Depuis plusieurs mois, le Directeur Général des Services restait l’un de nos derniers interlocuteurs. L’une des premières missions qu’il avait reçues lors de son arrivée en Août 2014 était en effet de dialoguer avec les organisations syndicales. C’est donc avec lui que nous échangions mensuellement sur la situation des services et les conditions de travail des agents, comme par exemple suite à l’incendie de la mairie en novembre 2015.
Au cours de ces deux années, les organisations syndicales avaient appris à estimer l’ampleur de sa tâche, ô combien difficile : Mener de front une réforme de l’organigramme, les affaires courantes des services et résoudre la situation de crise engendrée à la fois par une carence de projet politique autre que la réduction des budgets, les injonctions paradoxales de l’exécutif à quatre têtes, et des péripéties comme l‘incendie de la mairie ou de la ludomobile.
Qu’on souhaite remercier son Directeur Général des Services, c’est une chose.
Mais il y a aussi la méthode.
Le 25 juillet 2016, l’arrêté mettant un terme à ses délégations a été diffusé à l’ensemble des services, jetant ainsi l’opprobre sur le DGS.
Nous nous élevons avec véhémence contre cette façon de procéder qui ne peut que délégitimer et l’homme, et la fonction.

A tout le moins, on aurait pu croire  un meilleur traitement aurait échu au premier fonctionnaire de la ville qui a si souvent eu à servir de tampon entre les attitudes provocantes de certains élus et les agents territoriaux, à celui qui si souvent a déjà eu à endosser le rôle du bouc émissaire et à assumer face aux agents des postures qui ne semblaient pas être les siennes.

Aussi, le Syndicat CGT UGICT et le Syndicat CGT des Ouvriers/Employés Territoriaux tenait à dénoncer la méthode inhumaine et souhaitent affirmer leur soutien à monsieur Salzenstein.
Personne n’est dupe des véritables raisons qui poussent aujourd’hui l’exécutif à remercier son exécutant…

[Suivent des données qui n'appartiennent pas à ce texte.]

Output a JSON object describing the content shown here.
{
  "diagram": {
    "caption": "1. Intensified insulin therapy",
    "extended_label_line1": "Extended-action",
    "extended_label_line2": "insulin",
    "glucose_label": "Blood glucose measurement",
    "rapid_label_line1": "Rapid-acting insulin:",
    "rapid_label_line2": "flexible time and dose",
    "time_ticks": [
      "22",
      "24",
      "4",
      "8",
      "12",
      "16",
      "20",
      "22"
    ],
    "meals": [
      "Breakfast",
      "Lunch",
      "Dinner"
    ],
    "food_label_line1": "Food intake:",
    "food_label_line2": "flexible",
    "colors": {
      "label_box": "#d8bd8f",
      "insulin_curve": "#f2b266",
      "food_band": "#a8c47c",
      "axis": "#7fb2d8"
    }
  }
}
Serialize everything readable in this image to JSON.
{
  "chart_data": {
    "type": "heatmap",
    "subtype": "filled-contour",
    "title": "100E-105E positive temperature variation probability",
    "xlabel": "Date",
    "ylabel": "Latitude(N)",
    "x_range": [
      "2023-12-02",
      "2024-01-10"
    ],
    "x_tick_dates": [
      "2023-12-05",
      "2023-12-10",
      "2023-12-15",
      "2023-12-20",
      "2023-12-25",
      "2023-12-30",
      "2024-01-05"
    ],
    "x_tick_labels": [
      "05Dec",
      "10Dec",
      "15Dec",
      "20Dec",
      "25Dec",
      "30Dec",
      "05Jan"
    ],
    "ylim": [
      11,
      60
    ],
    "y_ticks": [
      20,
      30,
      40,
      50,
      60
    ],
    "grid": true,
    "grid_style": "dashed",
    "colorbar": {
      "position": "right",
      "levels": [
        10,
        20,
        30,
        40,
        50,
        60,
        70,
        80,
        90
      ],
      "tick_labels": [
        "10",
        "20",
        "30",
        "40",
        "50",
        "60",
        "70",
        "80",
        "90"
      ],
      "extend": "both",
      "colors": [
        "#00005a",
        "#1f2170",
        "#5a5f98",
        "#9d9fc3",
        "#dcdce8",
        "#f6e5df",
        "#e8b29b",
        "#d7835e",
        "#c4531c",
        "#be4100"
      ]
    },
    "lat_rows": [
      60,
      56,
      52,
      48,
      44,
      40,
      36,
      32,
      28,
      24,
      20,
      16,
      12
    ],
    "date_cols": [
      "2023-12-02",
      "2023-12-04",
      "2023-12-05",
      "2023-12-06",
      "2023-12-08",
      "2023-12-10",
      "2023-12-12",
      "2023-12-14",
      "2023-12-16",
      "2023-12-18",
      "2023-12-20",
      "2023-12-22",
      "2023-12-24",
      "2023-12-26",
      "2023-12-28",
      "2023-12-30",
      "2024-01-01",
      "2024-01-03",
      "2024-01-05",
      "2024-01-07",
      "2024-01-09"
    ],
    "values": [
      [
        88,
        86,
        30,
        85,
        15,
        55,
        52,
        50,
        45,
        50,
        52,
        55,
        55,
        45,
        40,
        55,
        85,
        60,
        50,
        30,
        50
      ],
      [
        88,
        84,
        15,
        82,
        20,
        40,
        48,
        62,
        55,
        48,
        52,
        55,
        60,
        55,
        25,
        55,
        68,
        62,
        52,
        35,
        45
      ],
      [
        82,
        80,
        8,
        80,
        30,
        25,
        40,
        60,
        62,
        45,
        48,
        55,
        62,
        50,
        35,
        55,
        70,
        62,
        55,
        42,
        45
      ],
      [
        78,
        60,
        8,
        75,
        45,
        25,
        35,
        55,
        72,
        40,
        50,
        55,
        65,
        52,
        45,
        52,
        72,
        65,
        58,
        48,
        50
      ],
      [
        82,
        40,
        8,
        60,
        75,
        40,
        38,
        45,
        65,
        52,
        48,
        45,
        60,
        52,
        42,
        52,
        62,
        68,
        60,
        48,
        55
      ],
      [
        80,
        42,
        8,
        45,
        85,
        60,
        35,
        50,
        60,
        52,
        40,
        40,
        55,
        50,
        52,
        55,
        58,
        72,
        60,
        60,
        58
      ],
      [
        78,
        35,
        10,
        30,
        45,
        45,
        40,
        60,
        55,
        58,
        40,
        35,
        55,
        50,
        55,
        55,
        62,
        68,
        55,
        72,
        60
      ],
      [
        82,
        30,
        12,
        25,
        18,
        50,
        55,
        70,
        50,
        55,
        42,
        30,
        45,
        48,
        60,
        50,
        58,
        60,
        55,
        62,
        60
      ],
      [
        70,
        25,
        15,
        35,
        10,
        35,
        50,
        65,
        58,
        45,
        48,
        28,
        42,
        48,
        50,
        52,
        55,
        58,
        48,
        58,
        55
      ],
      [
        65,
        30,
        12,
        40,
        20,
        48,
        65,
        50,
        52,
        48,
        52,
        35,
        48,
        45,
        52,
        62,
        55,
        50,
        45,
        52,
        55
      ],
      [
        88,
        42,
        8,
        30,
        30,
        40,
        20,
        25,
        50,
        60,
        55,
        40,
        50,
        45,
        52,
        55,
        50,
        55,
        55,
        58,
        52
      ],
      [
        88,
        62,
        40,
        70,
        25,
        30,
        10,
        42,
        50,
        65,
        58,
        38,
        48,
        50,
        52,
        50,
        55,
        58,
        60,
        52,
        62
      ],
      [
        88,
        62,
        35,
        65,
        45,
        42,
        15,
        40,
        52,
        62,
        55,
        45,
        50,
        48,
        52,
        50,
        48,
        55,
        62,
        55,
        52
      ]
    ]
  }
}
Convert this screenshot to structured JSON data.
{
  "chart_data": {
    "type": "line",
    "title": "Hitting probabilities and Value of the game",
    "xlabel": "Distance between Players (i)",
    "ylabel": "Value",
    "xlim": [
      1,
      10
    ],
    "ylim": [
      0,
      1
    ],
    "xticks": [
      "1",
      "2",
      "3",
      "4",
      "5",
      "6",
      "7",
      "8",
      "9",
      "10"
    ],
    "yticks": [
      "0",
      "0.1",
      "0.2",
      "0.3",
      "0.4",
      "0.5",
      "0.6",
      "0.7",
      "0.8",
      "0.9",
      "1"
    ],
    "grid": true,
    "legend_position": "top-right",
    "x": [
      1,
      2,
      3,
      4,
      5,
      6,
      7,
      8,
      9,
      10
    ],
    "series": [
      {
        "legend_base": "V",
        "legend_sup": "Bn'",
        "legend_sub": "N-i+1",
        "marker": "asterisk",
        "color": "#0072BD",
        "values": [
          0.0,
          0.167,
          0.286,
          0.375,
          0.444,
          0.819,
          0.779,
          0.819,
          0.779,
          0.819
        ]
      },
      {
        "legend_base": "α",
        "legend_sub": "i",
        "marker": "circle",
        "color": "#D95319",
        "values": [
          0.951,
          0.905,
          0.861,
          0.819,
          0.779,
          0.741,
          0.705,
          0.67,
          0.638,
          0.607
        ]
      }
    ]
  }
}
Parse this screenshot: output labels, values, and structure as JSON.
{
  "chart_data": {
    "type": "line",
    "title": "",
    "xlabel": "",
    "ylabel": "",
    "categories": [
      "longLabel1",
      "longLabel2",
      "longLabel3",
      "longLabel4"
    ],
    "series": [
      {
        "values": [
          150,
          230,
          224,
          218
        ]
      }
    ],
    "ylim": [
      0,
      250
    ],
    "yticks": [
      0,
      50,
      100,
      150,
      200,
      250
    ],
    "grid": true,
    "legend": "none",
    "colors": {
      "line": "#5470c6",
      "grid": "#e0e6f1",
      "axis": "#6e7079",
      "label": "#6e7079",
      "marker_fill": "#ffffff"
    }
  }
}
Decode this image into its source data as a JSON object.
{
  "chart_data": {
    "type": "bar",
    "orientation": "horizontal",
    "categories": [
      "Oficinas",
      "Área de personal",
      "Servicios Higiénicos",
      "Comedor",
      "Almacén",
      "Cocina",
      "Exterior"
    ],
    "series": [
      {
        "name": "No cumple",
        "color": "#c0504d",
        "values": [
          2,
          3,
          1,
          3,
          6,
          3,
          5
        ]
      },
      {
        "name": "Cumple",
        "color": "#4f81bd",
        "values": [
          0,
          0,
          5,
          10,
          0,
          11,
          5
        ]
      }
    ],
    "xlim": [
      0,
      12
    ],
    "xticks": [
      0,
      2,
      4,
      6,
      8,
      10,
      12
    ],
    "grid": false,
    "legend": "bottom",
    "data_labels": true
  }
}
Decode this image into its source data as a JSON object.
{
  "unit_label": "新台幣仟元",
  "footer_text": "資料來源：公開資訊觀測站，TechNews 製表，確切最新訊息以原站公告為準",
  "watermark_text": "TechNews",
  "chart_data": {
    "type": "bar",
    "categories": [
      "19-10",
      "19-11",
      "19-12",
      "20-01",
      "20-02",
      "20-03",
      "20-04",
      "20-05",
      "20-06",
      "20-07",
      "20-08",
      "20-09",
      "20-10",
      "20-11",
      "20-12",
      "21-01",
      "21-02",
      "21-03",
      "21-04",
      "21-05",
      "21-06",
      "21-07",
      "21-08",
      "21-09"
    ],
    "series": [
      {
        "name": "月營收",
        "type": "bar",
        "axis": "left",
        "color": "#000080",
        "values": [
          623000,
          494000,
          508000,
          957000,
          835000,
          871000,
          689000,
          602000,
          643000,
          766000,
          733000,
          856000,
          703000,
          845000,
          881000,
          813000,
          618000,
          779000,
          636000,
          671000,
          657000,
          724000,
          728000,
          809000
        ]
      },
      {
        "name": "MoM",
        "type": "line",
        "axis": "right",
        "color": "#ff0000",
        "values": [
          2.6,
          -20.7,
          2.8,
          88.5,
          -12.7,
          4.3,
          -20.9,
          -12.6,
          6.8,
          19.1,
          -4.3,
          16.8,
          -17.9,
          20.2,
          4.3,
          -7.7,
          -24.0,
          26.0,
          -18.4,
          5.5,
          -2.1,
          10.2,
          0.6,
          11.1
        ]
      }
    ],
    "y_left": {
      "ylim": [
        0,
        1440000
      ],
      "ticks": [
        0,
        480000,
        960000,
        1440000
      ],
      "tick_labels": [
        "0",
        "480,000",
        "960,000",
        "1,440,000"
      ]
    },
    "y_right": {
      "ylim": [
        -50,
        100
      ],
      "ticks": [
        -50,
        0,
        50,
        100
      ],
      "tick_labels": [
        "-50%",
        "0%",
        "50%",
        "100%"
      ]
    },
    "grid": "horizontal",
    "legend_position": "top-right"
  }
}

C’est pourquoi nous sommes d’autant plus inquiets de ce que cette « mise sur la touche » signifie pour nous tous, les services, les agents, le service public. Nous serons plus que jamais vigilants quant à la bonne marche de l’administration, au respect des conditions de travail des agents, à la conduite de la réorganisation des services municipaux, au respect des procédures et des instances et au déroulement de la relation entre les élus et l’administration dont un DGS est le garant.